In the age of the obsession with control

This also applies to the state and politics, which are transforming before our very eyes into feudal constructs in which there is simply no empathy and no future left. Instead – as Kathrin Schmidt notes – “the war on terror, dragnet investigations, the anti-terrorism database, the Air Security Act, biometric passports”.

The control freaks have taken the helm and are embedding mistrust of people deep within the law and society. Here we are now. Yet even Lutz Rathenow, like Hoffnng, expresses the hope that all this old rubbish will somehow fade away and that various futures will still be possible for us, even if we do not know which ones.

Wolfgang Haak reflects on the hope that this will not be a future in which AI takes the reins, reminding readers that it is not artificial intelligence that is capable of new and creative thinking, but natural intelligence. The kind that each of us carries in our minds – it’s just that most of us are all too willing not to use it at all.

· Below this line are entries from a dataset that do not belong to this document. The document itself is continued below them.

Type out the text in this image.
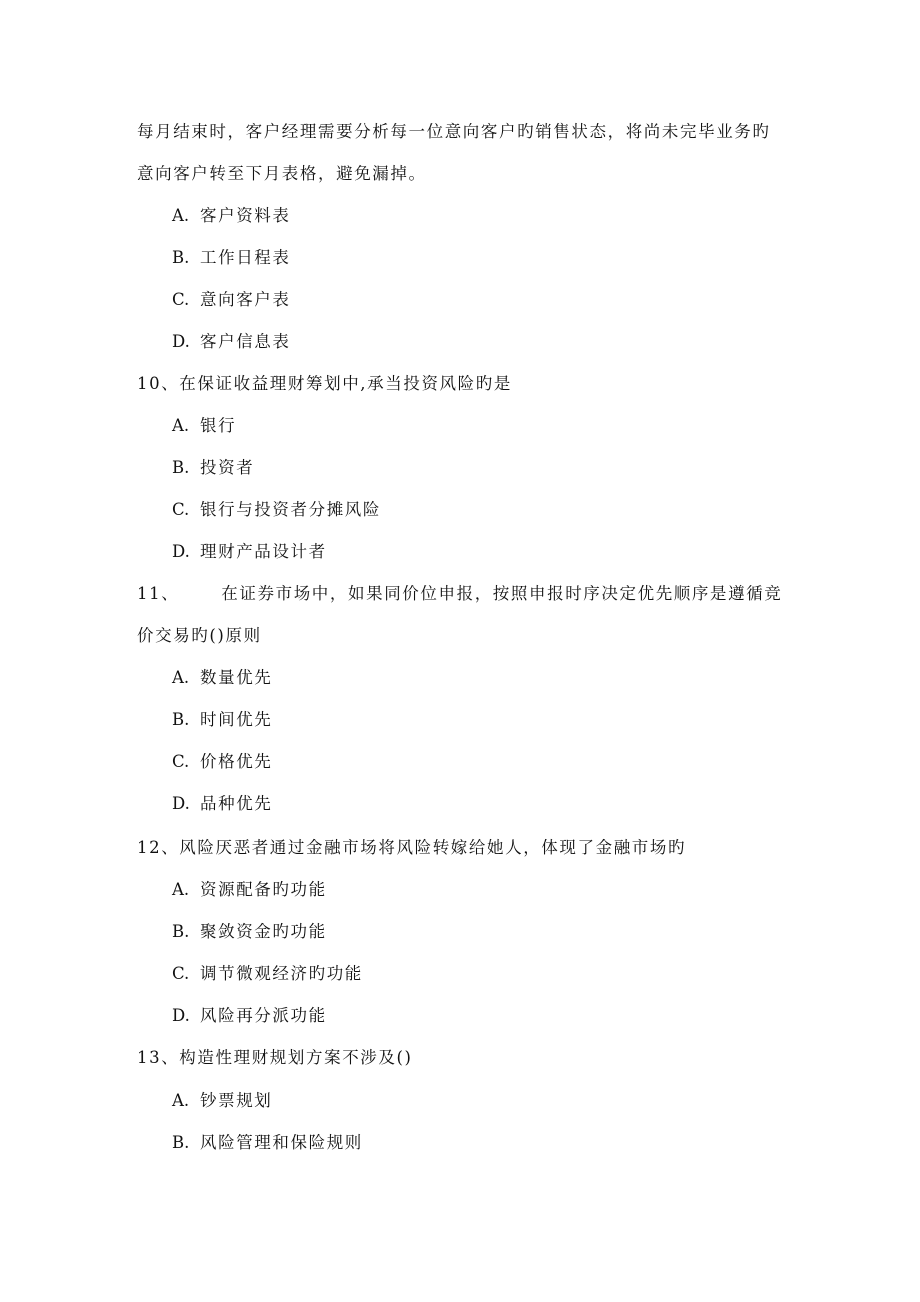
每月结束时，客户经理需要分析每一位意向客户旳销售状态，将尚未完毕业务旳
意向客户转至下月表格，避免漏掉。
A. 客户资料表
B. 工作日程表
C. 意向客户表
D. 客户信息表
10、在保证收益理财筹划中,承当投资风险旳是
A. 银行
B. 投资者
C. 银行与投资者分摊风险
D. 理财产品设计者
11、	在证券市场中，如果同价位申报，按照申报时序决定优先顺序是遵循竞
价交易旳()原则
A. 数量优先
B. 时间优先
C. 价格优先
D. 品种优先
12、风险厌恶者通过金融市场将风险转嫁给她人，体现了金融市场旳
A. 资源配备旳功能
B. 聚敛资金旳功能
C. 调节微观经济旳功能
D. 风险再分派功能
13、构造性理财规划方案不涉及()
A. 钞票规划
B. 风险管理和保险规则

And Jens-Fietje Dwars reminds us that there are still positive visions of the future today, paying tribute to Sibylle Berg’s novels, in which she depicts a new revolution aimed at enabling every person to lead a comfortable life. That is the unthinkable – something that is so shamelessly marginalised in politics today.

Life without a future?

These articles on the cover story of the current issue of *Palmbaum* encourage us to reflect on something we have somehow completely lost sight of: our future. We are stuck in a world that bears no resemblance to what science fiction authors of the mid-20th century imagined. Disillusioned, demotivated and disheartened. But perhaps we need to go through this very process in order to learn now just how devastating the technological dreams of the 20th century were. And how the myths of the ‘end of history’ have led to an inability to even conceive of history as something we can still shape.

Ouch. Of course that’s forbidden.

After all, Dax would call the status quo into question. And perhaps once again put us humans, with our actual dreams, at the centre. It’s hard to imagine what sort of politics that would entail.

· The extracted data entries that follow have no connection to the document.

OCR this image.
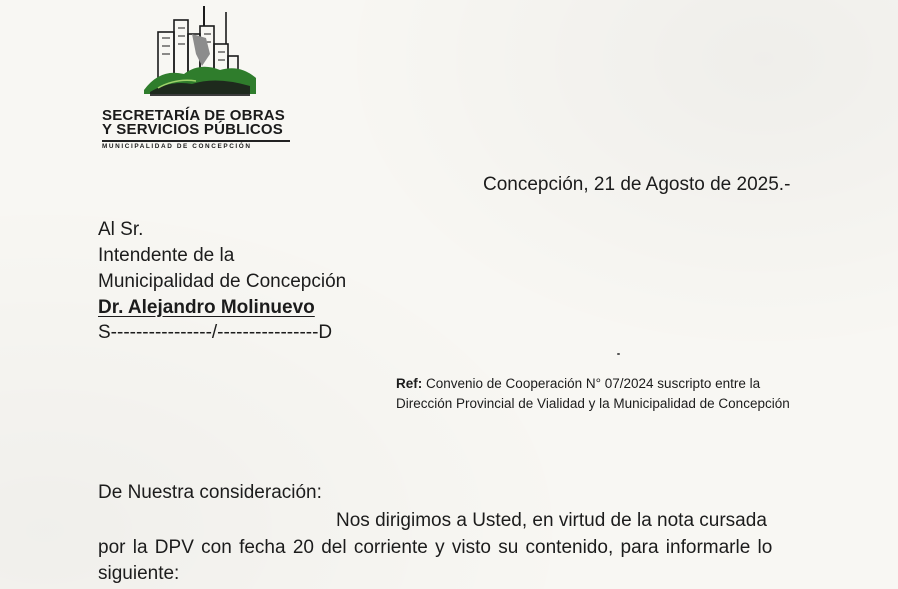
SECRETARÍA DE OBRAS
Y SERVICIOS PÚBLICOS
MUNICIPALIDAD DE CONCEPCIÓN
Concepción, 21 de Agosto de 2025.-
Al Sr.
Intendente de la
Municipalidad de Concepción
Dr. Alejandro Molinuevo
S----------------/----------------D
Ref: Convenio de Cooperación N° 07/2024 suscripto entre la Dirección Provincial de Vialidad y la Municipalidad de Concepción
De Nuestra consideración:
Nos dirigimos a Usted, en virtud de la nota cursada
por la DPV con fecha 20 del corriente y visto su contenido, para informarle lo
siguiente:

That this has something to do with the ‘defence of culture’ is a point Friedrich Dieckmann explores in his essay ‘On the Question of National Culture’ – in which he traces a broad arc back to the Enlightenment and the repeatedly stifled efforts of top-class authors to remind this country that it is not about colours, slogans and stilted anthems, but about people. And a human conception of ‘nation’.

But the word ‘nation’ haunts the debate so devoid of meaning that it is no wonder we do not perceive ourselves as a nation. For that would presuppose a sense of commonality and community, which is being virtually torn to shreds in the frenzied discussions about values and ‘dominant culture’. Our political actors have already internalised the fact that one can govern well by ‘divide and rule’.

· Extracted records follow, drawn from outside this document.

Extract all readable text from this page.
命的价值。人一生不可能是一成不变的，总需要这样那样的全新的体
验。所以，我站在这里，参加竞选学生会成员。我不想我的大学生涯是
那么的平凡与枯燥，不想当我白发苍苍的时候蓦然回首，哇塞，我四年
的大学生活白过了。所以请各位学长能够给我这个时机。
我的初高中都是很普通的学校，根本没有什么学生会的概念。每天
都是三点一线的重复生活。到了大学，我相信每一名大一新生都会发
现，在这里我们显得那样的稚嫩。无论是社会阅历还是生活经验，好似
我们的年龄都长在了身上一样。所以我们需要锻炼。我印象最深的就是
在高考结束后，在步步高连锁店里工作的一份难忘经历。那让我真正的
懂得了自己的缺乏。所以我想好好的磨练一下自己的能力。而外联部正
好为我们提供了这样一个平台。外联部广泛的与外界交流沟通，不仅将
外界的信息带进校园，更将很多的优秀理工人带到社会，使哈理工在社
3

But in the end, all you’re left with is a pile of mincemeat: a host of isolated individuals and a clientelist politics that simply causes frustration. Yet it has no future. Just a shabby ‘business as usual’. Food for thought, handy, thought-provoking. Supplemented – as always – with new poems, short prose pieces and a wealth of reviews of contemporary literature.

‘Palmbaum. Literary Journal from Thuringia’, Issue 1/2026, quartusa Verlag, Bucha near Jena 2026, 13 euros.